Building a Discord Bot

With the high-level overview of Robit out of the way, it’s time to cover how the server was built. As I mentioned in the last blog, the main goal of this project was to learn Electron, so working on the server was not the primary focus. What I wanted the bot to do was handle messages from Discord channels and perform a set of actions based on the content. To create the path of least resistance, the server was written in Node.js. By this point in my career, I was completely preoccupied with JavaScript. Setting up a proper C# or Java server simply required more effort than using Node.

Choosing a package

To interface with Discord, I did a quick search and found discord.js. As is typical, I spent the bare minimum time to find the popular package. I did not consider any alternatives and learned the bare minimum about the package. The result: I built a system that ignored most of what the package I was pulling in provided.

The way I used the package involved subscribing to message events on all channels for the server in question. Then Robit would parse each message. If the message started with !robit the server would proceed to process the message content. Much of what I did was supported by default in Discord.js with commands. A little more time spent researching, and I could have narrowed the surface area of my backend even more.

In retrospect, this was a failure on my part to understand what I had chosen to interface with.

Running the server

Once again, the runtime of this project changed over time. The entire configuration of this application was determined by a single JSON file. This configuration file had all the permissions, actions, etc defined inside of it. In the beginning, this would only run on a local machine. It assumed the program would be run using Node with the configuration file as an argument.

> node main.js myconfig.json

In retrospect, the argument processing is a bit humorous to me.

let configFile;

process.argv.forEach((val, i, arr) => {
    if (val.endsWith('json')) {
        configFile = val;
    }
});

As you could see, this will enumerate all arguments and then take the last JSON file. If you provided multiple JSON files, it would just read the last one. This may or may not be the desired case. Now there are many ways I could have handled this better. I could have made this an option instead of a positional argument. For this, I could have gone with an arguments parser like Yargs. However, positional arguments are not the worst thing ever. What bothers me most now is just how much I felt compelled to use forEach. There are many other ways to get the same effect with more precision and efficiency.

// So you just have to use functional programming.
const configFile = process.argv.findLast(val => val.endsWith('json'))

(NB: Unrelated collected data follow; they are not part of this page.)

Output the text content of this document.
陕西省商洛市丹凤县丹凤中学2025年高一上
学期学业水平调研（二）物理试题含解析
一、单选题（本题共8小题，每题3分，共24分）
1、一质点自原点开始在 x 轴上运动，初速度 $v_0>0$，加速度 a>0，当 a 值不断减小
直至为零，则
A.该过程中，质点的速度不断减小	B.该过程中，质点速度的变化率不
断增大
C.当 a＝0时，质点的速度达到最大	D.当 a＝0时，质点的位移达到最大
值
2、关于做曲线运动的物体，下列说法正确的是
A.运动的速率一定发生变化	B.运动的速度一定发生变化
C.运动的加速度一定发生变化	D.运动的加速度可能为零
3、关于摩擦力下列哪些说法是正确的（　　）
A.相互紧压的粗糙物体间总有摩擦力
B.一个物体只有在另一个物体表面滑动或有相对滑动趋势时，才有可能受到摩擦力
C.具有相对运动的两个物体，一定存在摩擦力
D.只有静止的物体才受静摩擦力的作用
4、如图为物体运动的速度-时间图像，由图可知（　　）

// The forgotten for loop.
let configFile;

for (let i = process.argv.length - 1; i > 0; i--) {
    const val = process.argv[i];
    if (val.endsWith('json')) {
        configFile = val;
        break;
    }
}

// Why not just apply a convention?
// Maybe a forced file name
const configFile = './robit-config.json';

// Possibly a proper positional variable
const configFile = process.argv[process.argv.length - 1];

Eventually, I decided to expand the scope of this. Docker is cool, so everything, even toy projects, should run in Docker, right? Instead, this added deployment complexity without having a distribution problem to justify it.

Containerization

With containers comes an interesting problem. If I build an artifact and give it to you, I have created an issue. How can I get your specific config into my built container? A naive solution would be to provide the Dockerfile. Then you could define your configuration, provide it to the image, and build your own Docker container. However, if you are going to do that, why use Docker at all?

There are many ways I could have solved this problem: use bind mounts, pass the configuration JSON as an insanely long argument, require the configuration to be hosted so CURL could be used to get the file, the list goes on. Instead, my application was extended to have an HTTP API using Express. This API provided a way to initialize and update the configuration.

Building the API

The primary goal of the API was to allow a user to create a configuration file and send it to a running Robit server to update the configuration. This also added the ability to start and stop the server. However, this also added another seemingly weird API, log collection.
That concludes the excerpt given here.